No Canadá, os gastos adicionais com esses produtos podem ser deduzidos do imposto de renda. E na Austrália, as regras de rotulagem são tão rigorosas que apenas alimentos com “glúten não detectável” podem ostentar o selo “glúten free”.

Esses exemplos mostram que o acesso a uma dieta adequada – no caso dos celíacos, a única forma de tratamento – pode e deve ser visto como um direito, e não apenas uma questão de consumo.

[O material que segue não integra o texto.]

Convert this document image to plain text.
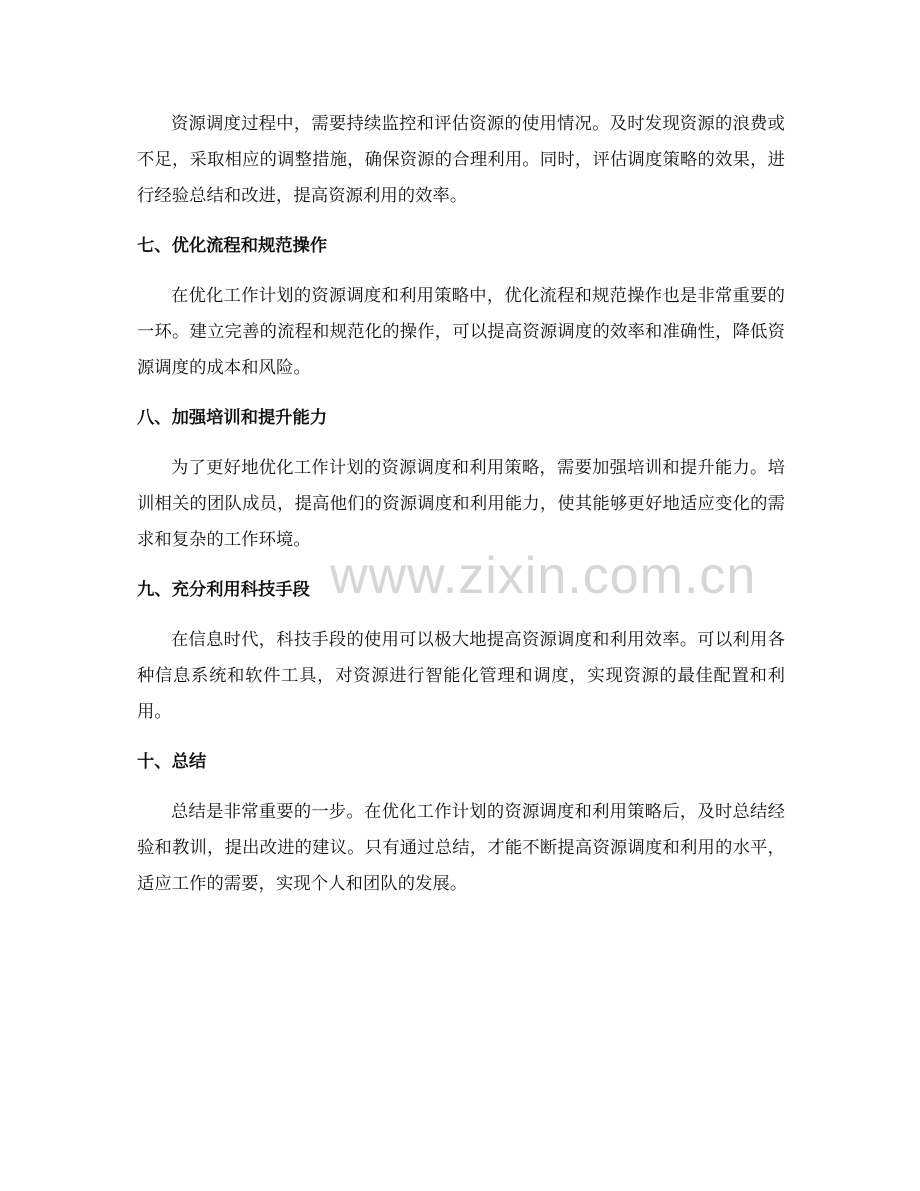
资源调度过程中，需要持续监控和评估资源的使用情况。及时发现资源的浪费或不足，采取相应的调整措施，确保资源的合理利用。同时，评估调度策略的效果，进行经验总结和改进，提高资源利用的效率。

七、优化流程和规范操作

在优化工作计划的资源调度和利用策略中，优化流程和规范操作也是非常重要的一环。建立完善的流程和规范化的操作，可以提高资源调度的效率和准确性，降低资源调度的成本和风险。

八、加强培训和提升能力

为了更好地优化工作计划的资源调度和利用策略，需要加强培训和提升能力。培训相关的团队成员，提高他们的资源调度和利用能力，使其能够更好地适应变化的需求和复杂的工作环境。

九、充分利用科技手段

在信息时代，科技手段的使用可以极大地提高资源调度和利用效率。可以利用各种信息系统和软件工具，对资源进行智能化管理和调度，实现资源的最佳配置和利用。

十、总结

总结是非常重要的一步。在优化工作计划的资源调度和利用策略后，及时总结经验和教训，提出改进的建议。只有通过总结，才能不断提高资源调度和利用的水平，适应工作的需要，实现个人和团队的发展。

www.zixin.com.cn
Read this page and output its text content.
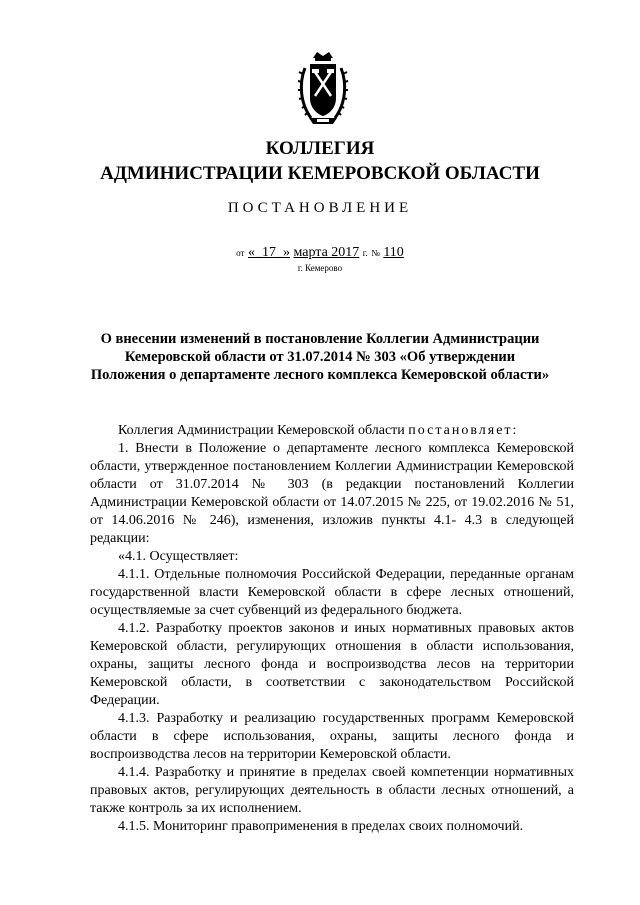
КОЛЛЕГИЯ
АДМИНИСТРАЦИИ КЕМЕРОВСКОЙ ОБЛАСТИ
ПОСТАНОВЛЕНИЕ
от «_17_» марта 2017 г. № 110
г. Кемерово
О внесении изменений в постановление Коллегии Администрации Кемеровской области от 31.07.2014 № 303 «Об утверждении Положения о департаменте лесного комплекса Кемеровской области»

Коллегия Администрации Кемеровской области постановляет:

1. Внести в Положение о департаменте лесного комплекса Кемеровской области, утвержденное постановлением Коллегии Администрации Кемеровской области от 31.07.2014 № 303 (в редакции постановлений Коллегии Администрации Кемеровской области от 14.07.2015 № 225, от 19.02.2016 № 51, от 14.06.2016 № 246), изменения, изложив пункты 4.1- 4.3 в следующей редакции:

«4.1. Осуществляет:

4.1.1. Отдельные полномочия Российской Федерации, переданные органам государственной власти Кемеровской области в сфере лесных отношений, осуществляемые за счет субвенций из федерального бюджета.

4.1.2. Разработку проектов законов и иных нормативных правовых актов Кемеровской области, регулирующих отношения в области использования, охраны, защиты лесного фонда и воспроизводства лесов на территории Кемеровской области, в соответствии с законодательством Российской Федерации.

4.1.3. Разработку и реализацию государственных программ Кемеровской области в сфере использования, охраны, защиты лесного фонда и воспроизводства лесов на территории Кемеровской области.

4.1.4. Разработку и принятие в пределах своей компетенции нормативных правовых актов, регулирующих деятельность в области лесных отношений, а также контроль за их исполнением.

4.1.5. Мониторинг правоприменения в пределах своих полномочий.
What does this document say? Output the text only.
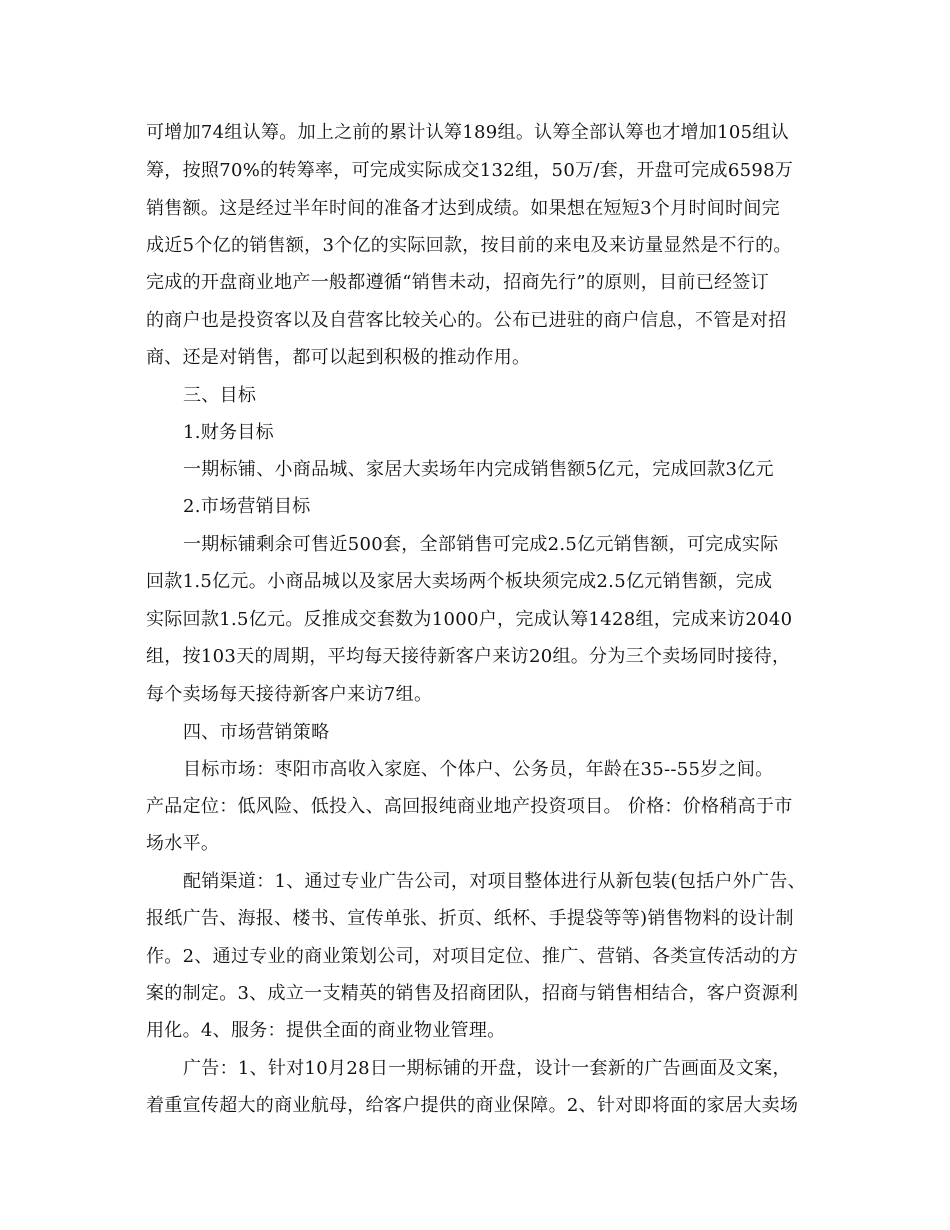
可增加74组认筹。加上之前的累计认筹189组。认筹全部认筹也才增加105组认
筹，按照70%的转筹率，可完成实际成交132组，50万/套，开盘可完成6598万
销售额。这是经过半年时间的准备才达到成绩。如果想在短短3个月时间时间完
成近5个亿的销售额，3个亿的实际回款，按目前的来电及来访量显然是不行的。
完成的开盘商业地产一般都遵循“销售未动，招商先行”的原则，目前已经签订
的商户也是投资客以及自营客比较关心的。公布已进驻的商户信息，不管是对招
商、还是对销售，都可以起到积极的推动作用。
三、目标
1.财务目标
一期标铺、小商品城、家居大卖场年内完成销售额5亿元，完成回款3亿元
2.市场营销目标
一期标铺剩余可售近500套，全部销售可完成2.5亿元销售额，可完成实际
回款1.5亿元。小商品城以及家居大卖场两个板块须完成2.5亿元销售额，完成
实际回款1.5亿元。反推成交套数为1000户，完成认筹1428组，完成来访2040
组，按103天的周期，平均每天接待新客户来访20组。分为三个卖场同时接待，
每个卖场每天接待新客户来访7组。
四、市场营销策略
目标市场：枣阳市高收入家庭、个体户、公务员，年龄在35--55岁之间。
产品定位：低风险、低投入、高回报纯商业地产投资项目。 价格：价格稍高于市
场水平。
配销渠道：1、通过专业广告公司，对项目整体进行从新包装(包括户外广告、
报纸广告、海报、楼书、宣传单张、折页、纸杯、手提袋等等)销售物料的设计制
作。2、通过专业的商业策划公司，对项目定位、推广、营销、各类宣传活动的方
案的制定。3、成立一支精英的销售及招商团队，招商与销售相结合，客户资源利
用化。4、服务：提供全面的商业物业管理。
广告：1、针对10月28日一期标铺的开盘，设计一套新的广告画面及文案，
着重宣传超大的商业航母，给客户提供的商业保障。2、针对即将面的家居大卖场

Garantir isenção tributária, rotulagem clara e políticas de apoio é garantir inclusão, dignidade e saúde a uma parcela da população que vive diariamente sob restrições alimentares severas.

Buscar os próprios direitos começa com a formalização do diagnóstico. O laudo médico emitido por gastroenterologista é o documento essencial para comprovar a condição e, com ele, o celíaco pode requerer inclusão em programas públicos de saúde, acesso a cestas básicas específicas em municípios que as ofertam e cadastros estaduais de pessoas com restrições alimentares, quando disponíveis.

Além disso, o cidadão pode buscar amparo jurídico em casos de descumprimento de rotulagem adequada, discriminação alimentar em escolas, empresas ou restaurantes, ou ainda risco à saúde por falta de informação adequadas. Nessas situações, é possível acionar o PROCON, a ANVISA, o Ministério Público ou até mesmo ingressar com ação judicial individual ou coletiva, com base no Código de Defesa do Consumidor e nos princípios constitucionais da dignidade da pessoa humana e da proteção à saúde.

A atuação de associações como a ACELBRA (associação dos Celíacos do Brasil) também é fundamental, pois elas servem de ponte entre a sociedade civil e o poder público, promovendo conscientização e lutando pela ampliação de direitos e políticas inclusivas.

A reforma tributária é o momento ideal para lutar por direitos básicos que possam fornecer o mínimo de subsídios para os portadores da doença celíaca.

No fim das contas, o debate sobre o glúten não é sobre moda – é sobre equidade. Para quem tem doença celíaca, viver se glúten não é uma escolha: é uma condição para sobreviver com dignidade.